Le ministère du tourisme indien lance une campagne pour alerter sur l’insécurité des femmes

Le ministère du tourisme indien lance une campagne pour alerter sur l’insécurité des femmes

Un sondage positionnant l’Inde en tant que pays le plus dangereux pour les femmes inquiète les autorités indiennes

 

 

Le ministère du tourisme indien a lancé une campagne pour rassurer les femmes, pour leur montrer qu’elles sont en sécurité dans le pays après qu’un sondage réalisé par des experts ait “élu” l’Inde en tant que pays le plus dangereux pour les femmes dans le monde.  Ce sondage plaçait l’Inde devant l’Afghanistan, la Syrie, la Somalie et l’Arabie Saoudite, à cause du risque élevé de violences sexuelles et de travaux forcés dont les femmes indiennes sont souvent victimes.

Les sondés devaient définir quel pays des Nations Unies était le pire dans 6 catégories, dont le trafic d’êtres humains, la santé, les pratiques culturelles ainsi que la violence, notamment sexuelle. Cependant, une lettre envoyée aux différentes ambassades indiennes à l’étranger et partagée plus tôt dans la journée avec le journal “The Independent” rejette cette étude, affirmant que “L’Inde est bien loin devant de nombreux pays dans la plupart de ces domaines … il est clair que le classement de l’Inde dans ce sondage est inapproprié.”

La lettre, datée du 6 Juillet (2018), liste une série de mesures de sécurité mises en oeuvre dans le pays depuis le viol collectif d’une étudiante à New Delhi en Décembre 2012, évènement qui avait suscité l’indignation générale. Cette lettre met l’accent sur les sanctions, beaucoup plus sévères, mises en place depuis 2012 pour les coupables de viol, d’attaques à l’acide ou d’harcèlement, en plus des assistances téléphoniques et autres services de soutien développés pour venir en aide aux femmes. Elle insiste notamment sur le lancement d’une assistance téléphonique multilingue gratuite, disponible pour les touristes en voyage dans le pays.
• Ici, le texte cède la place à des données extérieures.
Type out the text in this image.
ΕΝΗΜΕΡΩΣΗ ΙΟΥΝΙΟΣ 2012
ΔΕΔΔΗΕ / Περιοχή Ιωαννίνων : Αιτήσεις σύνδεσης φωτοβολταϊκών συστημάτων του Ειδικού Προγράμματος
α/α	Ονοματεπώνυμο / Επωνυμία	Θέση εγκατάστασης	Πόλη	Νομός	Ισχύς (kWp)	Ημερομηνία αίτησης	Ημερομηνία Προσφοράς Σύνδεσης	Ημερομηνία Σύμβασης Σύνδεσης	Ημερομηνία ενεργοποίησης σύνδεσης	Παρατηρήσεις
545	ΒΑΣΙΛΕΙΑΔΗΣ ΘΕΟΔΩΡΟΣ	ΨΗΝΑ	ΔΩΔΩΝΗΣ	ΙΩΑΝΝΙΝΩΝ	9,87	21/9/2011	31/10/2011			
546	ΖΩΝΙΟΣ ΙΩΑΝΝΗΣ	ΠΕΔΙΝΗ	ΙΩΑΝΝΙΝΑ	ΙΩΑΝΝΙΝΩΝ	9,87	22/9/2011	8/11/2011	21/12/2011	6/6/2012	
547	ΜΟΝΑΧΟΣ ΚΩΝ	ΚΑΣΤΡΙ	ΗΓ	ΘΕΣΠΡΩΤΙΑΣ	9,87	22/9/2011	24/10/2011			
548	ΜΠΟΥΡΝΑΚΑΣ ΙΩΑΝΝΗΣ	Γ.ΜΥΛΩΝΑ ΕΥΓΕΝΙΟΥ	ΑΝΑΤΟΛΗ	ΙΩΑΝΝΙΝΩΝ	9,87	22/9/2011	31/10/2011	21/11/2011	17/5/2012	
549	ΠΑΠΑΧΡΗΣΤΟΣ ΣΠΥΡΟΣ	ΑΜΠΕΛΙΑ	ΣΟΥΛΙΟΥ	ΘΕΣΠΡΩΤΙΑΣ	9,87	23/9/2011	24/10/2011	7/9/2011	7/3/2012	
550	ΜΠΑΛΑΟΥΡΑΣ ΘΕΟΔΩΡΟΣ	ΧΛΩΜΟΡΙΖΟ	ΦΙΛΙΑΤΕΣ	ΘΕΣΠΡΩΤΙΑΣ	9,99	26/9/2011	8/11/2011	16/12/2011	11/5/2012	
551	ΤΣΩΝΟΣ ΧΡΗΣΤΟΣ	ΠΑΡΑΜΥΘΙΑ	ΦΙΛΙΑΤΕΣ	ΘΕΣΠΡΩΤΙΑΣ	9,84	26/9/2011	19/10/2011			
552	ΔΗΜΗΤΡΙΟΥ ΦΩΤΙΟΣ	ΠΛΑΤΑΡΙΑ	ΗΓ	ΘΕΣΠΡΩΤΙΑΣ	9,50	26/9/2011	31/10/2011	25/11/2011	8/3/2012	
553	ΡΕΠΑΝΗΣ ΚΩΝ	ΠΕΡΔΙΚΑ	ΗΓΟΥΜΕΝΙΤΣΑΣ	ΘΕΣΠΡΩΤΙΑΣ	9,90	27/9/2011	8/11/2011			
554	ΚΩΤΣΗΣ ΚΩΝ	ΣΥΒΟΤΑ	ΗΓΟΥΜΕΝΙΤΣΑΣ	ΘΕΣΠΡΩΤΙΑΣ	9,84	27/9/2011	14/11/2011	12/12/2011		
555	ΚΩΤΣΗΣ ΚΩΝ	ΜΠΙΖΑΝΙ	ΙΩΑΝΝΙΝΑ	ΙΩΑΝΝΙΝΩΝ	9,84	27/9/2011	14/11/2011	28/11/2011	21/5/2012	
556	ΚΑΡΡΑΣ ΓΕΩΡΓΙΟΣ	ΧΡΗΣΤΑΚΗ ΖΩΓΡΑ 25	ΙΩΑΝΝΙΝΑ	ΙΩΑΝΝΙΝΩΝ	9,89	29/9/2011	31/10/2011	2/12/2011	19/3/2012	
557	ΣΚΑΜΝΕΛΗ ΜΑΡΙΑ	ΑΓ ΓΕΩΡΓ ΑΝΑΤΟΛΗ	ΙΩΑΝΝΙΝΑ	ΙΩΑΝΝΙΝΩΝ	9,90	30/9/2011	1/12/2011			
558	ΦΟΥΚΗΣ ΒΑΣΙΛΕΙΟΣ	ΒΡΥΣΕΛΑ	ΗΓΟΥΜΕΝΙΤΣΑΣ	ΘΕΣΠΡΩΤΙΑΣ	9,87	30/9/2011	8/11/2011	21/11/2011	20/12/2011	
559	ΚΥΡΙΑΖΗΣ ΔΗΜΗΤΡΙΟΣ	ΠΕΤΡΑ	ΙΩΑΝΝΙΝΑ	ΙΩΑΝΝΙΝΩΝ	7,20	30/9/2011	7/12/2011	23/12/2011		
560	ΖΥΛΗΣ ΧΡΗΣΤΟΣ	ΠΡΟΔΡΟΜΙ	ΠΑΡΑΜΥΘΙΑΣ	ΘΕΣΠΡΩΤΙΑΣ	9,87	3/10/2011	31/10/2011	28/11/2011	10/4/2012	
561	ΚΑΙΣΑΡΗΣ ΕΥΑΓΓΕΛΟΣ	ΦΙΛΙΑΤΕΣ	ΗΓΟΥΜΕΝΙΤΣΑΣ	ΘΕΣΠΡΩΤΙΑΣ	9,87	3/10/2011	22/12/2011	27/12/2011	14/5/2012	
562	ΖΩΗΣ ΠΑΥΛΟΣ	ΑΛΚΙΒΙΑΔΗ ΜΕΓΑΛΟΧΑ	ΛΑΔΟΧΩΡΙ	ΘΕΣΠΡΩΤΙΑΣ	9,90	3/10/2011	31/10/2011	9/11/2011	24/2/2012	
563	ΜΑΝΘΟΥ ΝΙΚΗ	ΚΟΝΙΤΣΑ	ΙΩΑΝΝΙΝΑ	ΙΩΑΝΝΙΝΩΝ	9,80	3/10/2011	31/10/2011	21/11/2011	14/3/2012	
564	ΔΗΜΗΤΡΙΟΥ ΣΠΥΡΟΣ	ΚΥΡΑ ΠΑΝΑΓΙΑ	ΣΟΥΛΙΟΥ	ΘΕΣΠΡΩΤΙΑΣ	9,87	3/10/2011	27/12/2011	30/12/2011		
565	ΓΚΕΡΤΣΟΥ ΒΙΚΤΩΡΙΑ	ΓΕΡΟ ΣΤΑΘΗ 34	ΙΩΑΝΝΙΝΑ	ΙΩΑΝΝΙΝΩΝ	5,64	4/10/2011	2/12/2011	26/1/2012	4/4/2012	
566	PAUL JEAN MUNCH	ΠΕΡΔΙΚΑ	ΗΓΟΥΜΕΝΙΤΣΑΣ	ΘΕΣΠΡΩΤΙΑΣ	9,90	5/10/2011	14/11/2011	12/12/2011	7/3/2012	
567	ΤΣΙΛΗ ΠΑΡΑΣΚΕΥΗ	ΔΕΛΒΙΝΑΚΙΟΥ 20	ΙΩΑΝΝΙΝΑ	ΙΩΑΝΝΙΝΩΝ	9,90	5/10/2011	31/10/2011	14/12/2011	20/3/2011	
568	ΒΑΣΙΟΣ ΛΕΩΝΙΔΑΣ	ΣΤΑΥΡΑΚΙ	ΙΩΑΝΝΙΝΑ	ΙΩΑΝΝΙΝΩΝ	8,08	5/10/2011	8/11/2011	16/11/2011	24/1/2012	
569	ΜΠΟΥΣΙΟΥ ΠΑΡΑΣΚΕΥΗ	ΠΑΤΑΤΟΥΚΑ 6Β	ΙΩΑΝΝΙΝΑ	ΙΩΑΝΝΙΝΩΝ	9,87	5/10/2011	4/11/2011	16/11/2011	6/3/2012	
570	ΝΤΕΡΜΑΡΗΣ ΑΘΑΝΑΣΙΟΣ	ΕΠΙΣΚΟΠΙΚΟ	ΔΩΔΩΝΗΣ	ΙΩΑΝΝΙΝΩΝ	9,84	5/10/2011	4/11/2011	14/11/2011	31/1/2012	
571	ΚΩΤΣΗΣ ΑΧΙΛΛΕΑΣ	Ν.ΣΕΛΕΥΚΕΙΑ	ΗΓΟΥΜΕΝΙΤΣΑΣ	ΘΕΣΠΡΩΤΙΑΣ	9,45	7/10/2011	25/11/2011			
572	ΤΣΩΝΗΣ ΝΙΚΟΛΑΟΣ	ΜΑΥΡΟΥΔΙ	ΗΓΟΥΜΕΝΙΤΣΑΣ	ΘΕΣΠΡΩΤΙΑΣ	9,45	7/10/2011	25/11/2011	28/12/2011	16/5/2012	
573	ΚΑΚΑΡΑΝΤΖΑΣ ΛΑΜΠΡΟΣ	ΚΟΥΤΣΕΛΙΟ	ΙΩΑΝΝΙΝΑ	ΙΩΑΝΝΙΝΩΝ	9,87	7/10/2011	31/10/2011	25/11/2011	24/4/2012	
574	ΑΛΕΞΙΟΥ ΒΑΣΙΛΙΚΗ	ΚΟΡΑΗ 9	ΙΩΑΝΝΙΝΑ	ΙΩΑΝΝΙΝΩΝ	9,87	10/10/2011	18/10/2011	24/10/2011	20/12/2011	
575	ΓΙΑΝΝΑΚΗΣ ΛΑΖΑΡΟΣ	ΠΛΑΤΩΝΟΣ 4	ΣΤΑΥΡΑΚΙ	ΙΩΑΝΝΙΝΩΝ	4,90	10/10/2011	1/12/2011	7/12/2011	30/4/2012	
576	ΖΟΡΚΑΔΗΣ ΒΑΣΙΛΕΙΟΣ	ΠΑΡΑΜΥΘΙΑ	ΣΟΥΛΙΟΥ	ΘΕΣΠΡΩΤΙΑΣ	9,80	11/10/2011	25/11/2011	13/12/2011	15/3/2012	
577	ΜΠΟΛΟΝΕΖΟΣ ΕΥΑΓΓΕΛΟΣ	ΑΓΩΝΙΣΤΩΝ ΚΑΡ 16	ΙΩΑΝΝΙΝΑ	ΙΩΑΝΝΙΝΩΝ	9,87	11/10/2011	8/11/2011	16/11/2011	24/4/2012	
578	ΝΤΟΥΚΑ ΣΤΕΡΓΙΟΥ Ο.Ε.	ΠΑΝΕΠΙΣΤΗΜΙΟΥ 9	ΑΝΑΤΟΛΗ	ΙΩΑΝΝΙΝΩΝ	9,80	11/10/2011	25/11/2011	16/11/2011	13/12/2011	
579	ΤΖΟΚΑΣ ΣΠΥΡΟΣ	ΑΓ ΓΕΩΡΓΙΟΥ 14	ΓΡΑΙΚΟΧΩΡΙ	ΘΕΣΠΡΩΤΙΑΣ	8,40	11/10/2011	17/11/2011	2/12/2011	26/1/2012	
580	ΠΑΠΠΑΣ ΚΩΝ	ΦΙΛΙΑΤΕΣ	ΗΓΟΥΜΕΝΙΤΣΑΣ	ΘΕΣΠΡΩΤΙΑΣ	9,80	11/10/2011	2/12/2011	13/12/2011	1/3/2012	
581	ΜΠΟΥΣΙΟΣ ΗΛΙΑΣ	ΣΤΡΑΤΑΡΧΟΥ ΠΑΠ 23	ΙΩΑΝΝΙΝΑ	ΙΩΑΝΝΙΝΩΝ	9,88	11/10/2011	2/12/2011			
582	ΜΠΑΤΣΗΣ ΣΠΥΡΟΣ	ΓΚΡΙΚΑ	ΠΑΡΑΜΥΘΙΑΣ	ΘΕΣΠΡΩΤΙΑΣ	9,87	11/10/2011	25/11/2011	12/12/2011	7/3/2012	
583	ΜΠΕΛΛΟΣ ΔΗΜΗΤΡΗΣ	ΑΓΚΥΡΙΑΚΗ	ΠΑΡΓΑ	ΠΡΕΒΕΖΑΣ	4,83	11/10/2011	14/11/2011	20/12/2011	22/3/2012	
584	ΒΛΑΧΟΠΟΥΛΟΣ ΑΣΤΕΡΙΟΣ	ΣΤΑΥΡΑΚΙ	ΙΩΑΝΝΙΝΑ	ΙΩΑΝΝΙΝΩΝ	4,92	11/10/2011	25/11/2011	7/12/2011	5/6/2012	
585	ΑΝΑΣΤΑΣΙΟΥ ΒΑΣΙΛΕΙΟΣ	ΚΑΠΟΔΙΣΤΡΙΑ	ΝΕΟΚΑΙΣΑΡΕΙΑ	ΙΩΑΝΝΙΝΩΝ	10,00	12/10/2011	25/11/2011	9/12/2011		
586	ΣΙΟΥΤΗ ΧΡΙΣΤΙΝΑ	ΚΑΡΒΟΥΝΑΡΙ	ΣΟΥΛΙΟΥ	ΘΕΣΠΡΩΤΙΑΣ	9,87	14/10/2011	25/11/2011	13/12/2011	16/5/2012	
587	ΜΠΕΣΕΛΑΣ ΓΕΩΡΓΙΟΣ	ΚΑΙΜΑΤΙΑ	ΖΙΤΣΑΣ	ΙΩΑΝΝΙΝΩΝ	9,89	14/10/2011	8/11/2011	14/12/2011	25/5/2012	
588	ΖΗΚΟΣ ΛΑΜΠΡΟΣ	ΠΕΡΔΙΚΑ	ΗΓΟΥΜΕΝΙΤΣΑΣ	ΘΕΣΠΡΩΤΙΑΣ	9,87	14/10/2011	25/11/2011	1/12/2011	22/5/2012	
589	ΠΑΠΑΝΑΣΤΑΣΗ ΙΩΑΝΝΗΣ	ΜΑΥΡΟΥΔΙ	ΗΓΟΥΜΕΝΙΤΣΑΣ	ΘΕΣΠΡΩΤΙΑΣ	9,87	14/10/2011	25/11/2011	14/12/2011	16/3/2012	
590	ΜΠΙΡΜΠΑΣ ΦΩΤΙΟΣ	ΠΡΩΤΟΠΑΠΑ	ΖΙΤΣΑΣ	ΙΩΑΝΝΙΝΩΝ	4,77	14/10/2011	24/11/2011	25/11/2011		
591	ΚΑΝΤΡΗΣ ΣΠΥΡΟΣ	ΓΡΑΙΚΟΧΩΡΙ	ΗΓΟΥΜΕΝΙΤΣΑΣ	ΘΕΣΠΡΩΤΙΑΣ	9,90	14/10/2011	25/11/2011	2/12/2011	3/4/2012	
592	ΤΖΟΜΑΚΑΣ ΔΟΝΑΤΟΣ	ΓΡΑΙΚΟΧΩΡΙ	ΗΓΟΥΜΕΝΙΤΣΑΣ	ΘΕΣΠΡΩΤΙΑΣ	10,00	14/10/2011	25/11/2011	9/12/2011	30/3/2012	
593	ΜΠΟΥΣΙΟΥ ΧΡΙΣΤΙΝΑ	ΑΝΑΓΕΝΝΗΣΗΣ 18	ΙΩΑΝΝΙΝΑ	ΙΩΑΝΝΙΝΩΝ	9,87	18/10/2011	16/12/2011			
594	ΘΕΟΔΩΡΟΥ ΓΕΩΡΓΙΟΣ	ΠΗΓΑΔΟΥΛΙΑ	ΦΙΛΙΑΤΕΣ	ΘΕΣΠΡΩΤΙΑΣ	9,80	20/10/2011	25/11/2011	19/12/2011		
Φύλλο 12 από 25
Les bureaux du gouvernement ont été encouragés à rendre public le contenu de cette lettre pour rassurer les touristes. Asmita Basu, directrice de programme d’Amnesty International Inde a confié au journal “The Independent” que la sécurité des femmes en Inde est toujours une question préoccupante et que la violence (envers les femmes) est “courante, voire généralisée”.

Selon le NCRB (National Crime Records Bureau), l’agence gouvernementale indienne responsable des statistiques judiciaires, un total de 338 954 affaires criminelles contre les femmes a été recensé en 2016, dont près de 38 947 viols, soit une augmentation de 2,9% par rapport à 2015.

D’un autre côté, le taux de condamnation pour les affaires de viol était seulement de 23,9% sur la même année. Dans l’ensemble, les données du NCRB montrent bien que le nombre d’affaires criminelles contre les femmes n’a cessé d’augmenter depuis 2009. Et pourtant, malgré la constante augmentation enregistrée, il est de notoriété publique que beaucoup d’actes violents contre les femmes ne sont pas dénoncés et ce pour plusieurs raisons:
l’insécurité, les stigmatisations sociales et la peur des représailles.

De nos jours encore, lors des jugements de crimes contre la gent féminine, on s’intéresse plus aux questions de “modestie” et de “moralité” qu’à l’impact réel que ces actes ont sur l’intégrité mentale et physique de la victime. La vulnérabilité des femmes est exacerbée par de grandes inégalités entre les deux sexes ainsi que de nombreux stéréotypes.

Le rapport sur le développement humain de 2015, publié par le Programme de Développement des Nations Unies, classe l’Inde en 125ème position sur 159 pays concernant l’indice sur l’inégalité des sexes. Si l’Inde veut vraiment diminuer  son taux de violences envers les femmes, elle doit d’abord s’occuper des causes de cette violence.